There've been a number of very high profile articles recently that have touted the death knell of Agile (I use the capital A deliberately), so I found this one refreshing.

I find the naysayers in this to be somewhat 'jumping on the bandwagon' in their thinking. I liken it to twitter of the olden days, where 140 characters gave you no room for anything other than a pithy 'If you're doing X, you're doing it wrong - everyone has moved onto Y!'.

So many people focus on the bad parts of Agile, and not agility (deliberate small a). This article gives some great thoughts on that. Confirmation bias not withstanding (it aligns with my world view), there are some key things in this that I thought worth sharing.

Firstly, 'what is the alternative?' - agility isn't about frameworks, it's not about rigidly following anything. It's about the core ideals of the agile manifesto and around us striving to deliver value to our customers on a more predictive, visible, and regular cadence while adapting and improving those approaches when there is opportunity and need to do so. Who realistically wants to go back to pre-agile thinking? Waterfall projects? What would the people spelling the death of agile suggest 'post agile' looks like? When you have teams that are picking and choosing aspects of agile that work for them, creating light weight, process agnostic, and supportive ways of delivering value using the 'agile mindset', what is it realistically that looks better than that?

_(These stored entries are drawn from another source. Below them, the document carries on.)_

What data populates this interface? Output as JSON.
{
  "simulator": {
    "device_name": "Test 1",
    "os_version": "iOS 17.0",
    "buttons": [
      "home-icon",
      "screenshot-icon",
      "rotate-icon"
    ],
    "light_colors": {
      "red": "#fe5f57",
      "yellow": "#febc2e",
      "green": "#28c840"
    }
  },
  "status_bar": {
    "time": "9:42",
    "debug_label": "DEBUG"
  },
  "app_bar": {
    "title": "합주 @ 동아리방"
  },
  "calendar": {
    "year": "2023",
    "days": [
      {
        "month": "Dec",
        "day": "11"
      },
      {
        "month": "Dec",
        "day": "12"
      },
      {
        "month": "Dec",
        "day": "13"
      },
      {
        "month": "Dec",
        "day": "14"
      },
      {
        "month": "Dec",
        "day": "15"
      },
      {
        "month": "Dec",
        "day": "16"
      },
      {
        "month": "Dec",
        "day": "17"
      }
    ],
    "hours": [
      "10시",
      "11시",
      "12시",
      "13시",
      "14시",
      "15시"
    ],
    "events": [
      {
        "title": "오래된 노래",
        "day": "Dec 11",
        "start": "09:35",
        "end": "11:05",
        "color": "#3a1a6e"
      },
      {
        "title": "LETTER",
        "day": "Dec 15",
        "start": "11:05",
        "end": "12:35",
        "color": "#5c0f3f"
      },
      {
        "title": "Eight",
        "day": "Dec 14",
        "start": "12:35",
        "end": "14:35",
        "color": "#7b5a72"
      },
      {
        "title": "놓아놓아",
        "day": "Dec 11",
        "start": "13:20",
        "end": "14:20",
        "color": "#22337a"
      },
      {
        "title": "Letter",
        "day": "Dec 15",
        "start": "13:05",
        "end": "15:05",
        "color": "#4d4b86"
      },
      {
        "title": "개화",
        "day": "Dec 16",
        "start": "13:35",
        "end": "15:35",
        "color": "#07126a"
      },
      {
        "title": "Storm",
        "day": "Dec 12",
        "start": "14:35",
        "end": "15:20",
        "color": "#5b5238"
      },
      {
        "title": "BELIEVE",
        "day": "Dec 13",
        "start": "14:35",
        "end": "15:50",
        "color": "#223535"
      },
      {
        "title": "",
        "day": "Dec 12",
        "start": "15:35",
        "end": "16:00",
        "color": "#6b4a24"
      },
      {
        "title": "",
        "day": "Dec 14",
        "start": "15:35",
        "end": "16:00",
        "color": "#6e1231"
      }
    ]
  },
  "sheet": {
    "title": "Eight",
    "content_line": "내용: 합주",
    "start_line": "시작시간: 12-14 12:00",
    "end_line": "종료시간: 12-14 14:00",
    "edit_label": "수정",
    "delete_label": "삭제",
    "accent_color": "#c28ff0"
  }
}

Secondly - we've all seen it - There is "bad agile(tm)" out there. For those teams that aren't working optimally or have less experience, the improvement opportunities are huge. For those more mature in their knowledge of agile (and I include all facets of agile thinking here - lean, etc. etc.) - of course, gains are going to be far smaller and far less regular, but if the team has something in place that helps them deliver value regularly, then micro optimisation is the best you can hope for.

There's a great quote in the article:

Agile became successful, therefore it is being misquoted, exploited, misrepresented, and misused.

I think this is the crux of it. Success generated following, following generated the opportunity for the snake-oil sales people to move in. "Become certified! It'll make all the difference!" (and then providing an expensive 2 day course on how to pedal that same snake oil). I will hasten to add that Agile certification in and of itself isn't wrong, but certification as a form of endorsement is. The only benefit of certification is to help structure your learning to take you further along the journey towards a mindset that values continuous improvement and agility so that you can deliver to the customer more effectively.

Next steps?

If anyone tells you agile is dead, have them present to you the alternative, and then listen intently. Chances are, they're trying to sell 'agility' (and the values of the agile manifesto) using a slightly different language, with a slightly different sales pitch, in order to deliver upon their own agenda. Thar be dragons!